Redemption! I’ve hiked Cascade several times, so I knew it was well worth a second attempt. On Monday, Feb. 13, we made a return trip, and this time we hit the jackpot. Blue skies, no wind, enough snow for a hard packed base, and very few cars in the lot. Perfect.

Warm temps had melted the snow out of the trees, but the view through the leafless branches was breathtaking–the sky was flawlessly blue. The air was warm, and we were shedding layers like snakes shed skin as we started the steeper ascent.


The view from Cascade Mountain never disappoints, unless you hike into a cloud. That’s disappointing.

At the first lookout, we enjoyed the views of Algonquin, Marcy, and Colden, the taller 4,000-foot peaks nearby. At the summit, I was overjoyed to see Mary’s surprise and happiness when she took in all we’d missed before.

From Cascade’s summit the higher peaks of the Adirondacks are spread out like jewels in a crown; and on this day, those high peaks were literally glistening. The highest summits were frosted with ice and snow, and the lower peaks were showing off white washed landslides and ledges.

The marmot of the Northeast? After taking in the views, we headed back to our packs; I caught sight of a creature perched on a boulder, its brown fur sparkling in the sun. All I could think of was the fat, sun-seeking marmots we see when we hike out West. I always have my eye out for them and keep an ear out for their whistle.
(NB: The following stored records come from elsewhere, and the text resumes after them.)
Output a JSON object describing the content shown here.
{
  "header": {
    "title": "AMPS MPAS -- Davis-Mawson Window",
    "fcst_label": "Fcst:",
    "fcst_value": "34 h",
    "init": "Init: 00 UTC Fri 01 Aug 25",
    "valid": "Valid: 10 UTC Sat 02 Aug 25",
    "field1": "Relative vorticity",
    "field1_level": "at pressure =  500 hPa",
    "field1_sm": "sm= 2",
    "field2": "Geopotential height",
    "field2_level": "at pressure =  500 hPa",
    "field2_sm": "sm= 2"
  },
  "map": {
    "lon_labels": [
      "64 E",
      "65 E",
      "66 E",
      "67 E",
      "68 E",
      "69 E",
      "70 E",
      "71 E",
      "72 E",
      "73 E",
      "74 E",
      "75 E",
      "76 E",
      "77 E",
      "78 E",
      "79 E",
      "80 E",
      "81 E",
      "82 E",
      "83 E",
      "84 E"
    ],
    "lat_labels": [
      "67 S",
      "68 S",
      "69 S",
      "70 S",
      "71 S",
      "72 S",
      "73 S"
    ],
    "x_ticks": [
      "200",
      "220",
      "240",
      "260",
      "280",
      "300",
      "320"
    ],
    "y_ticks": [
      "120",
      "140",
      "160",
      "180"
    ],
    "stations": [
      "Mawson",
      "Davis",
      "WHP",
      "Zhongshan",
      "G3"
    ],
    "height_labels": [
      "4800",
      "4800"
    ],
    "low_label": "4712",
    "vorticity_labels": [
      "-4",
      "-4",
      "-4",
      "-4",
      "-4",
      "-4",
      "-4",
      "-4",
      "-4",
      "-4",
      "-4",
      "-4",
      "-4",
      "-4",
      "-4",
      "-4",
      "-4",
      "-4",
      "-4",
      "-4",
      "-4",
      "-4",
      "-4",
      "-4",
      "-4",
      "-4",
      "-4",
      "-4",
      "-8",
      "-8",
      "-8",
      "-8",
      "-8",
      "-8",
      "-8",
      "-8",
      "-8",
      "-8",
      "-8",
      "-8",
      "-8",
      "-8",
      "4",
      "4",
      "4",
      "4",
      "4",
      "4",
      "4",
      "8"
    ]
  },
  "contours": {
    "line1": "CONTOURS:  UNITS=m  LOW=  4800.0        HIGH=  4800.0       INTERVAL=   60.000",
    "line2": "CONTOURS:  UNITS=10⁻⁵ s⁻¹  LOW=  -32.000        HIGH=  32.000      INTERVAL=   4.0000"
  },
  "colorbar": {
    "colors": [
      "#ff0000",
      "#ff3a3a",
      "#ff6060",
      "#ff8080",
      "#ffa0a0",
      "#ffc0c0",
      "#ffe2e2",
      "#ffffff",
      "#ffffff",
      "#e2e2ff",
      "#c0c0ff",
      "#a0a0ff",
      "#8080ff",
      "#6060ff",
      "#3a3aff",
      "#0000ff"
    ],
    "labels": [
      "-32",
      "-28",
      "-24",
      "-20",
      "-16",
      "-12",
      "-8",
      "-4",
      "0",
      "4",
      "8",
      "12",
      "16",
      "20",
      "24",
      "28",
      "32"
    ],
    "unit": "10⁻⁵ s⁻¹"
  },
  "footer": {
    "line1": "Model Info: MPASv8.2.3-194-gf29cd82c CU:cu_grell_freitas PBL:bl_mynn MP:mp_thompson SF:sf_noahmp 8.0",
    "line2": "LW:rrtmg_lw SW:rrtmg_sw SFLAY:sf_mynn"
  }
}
In my experience, the American Marten is usually pretty shy. Mary, three women from Canada, and I watched as this one scurried through the undergrowth at the edge of the ledges. It was certainly more curious than any I’d glimpsed in the past, and I’ve got a feeling it’s tasted at least one Kind bar in its lifetime. We didn’t feed it, much to its displeasure, I’m sure.


Ruthie stands on one of the beautiful lookouts on the trail between Cascade and Porter mountains.

On to Porter: After Cascade, we took the .7 mile hike to the summit of Porter Mountain. From the lower summit, we could look back and see where we’d stood on Cascade. After enjoying some good conversation with two other hikers, we retraced our steps to the main trail. We stopped at two beautiful lookouts on the way back, scampering back and forth to take some great photos of each other. It’s fun to hike at a pace that allows you to do neat stuff like that.

Clouds were overtaking the blue on the way down, creating a moody, majestic atmosphere. I’m not sure Tuesday’s visitors enjoyed the same views we did, but I bet that marten was hoping someone still came and, perhaps, dropped a crumb or two.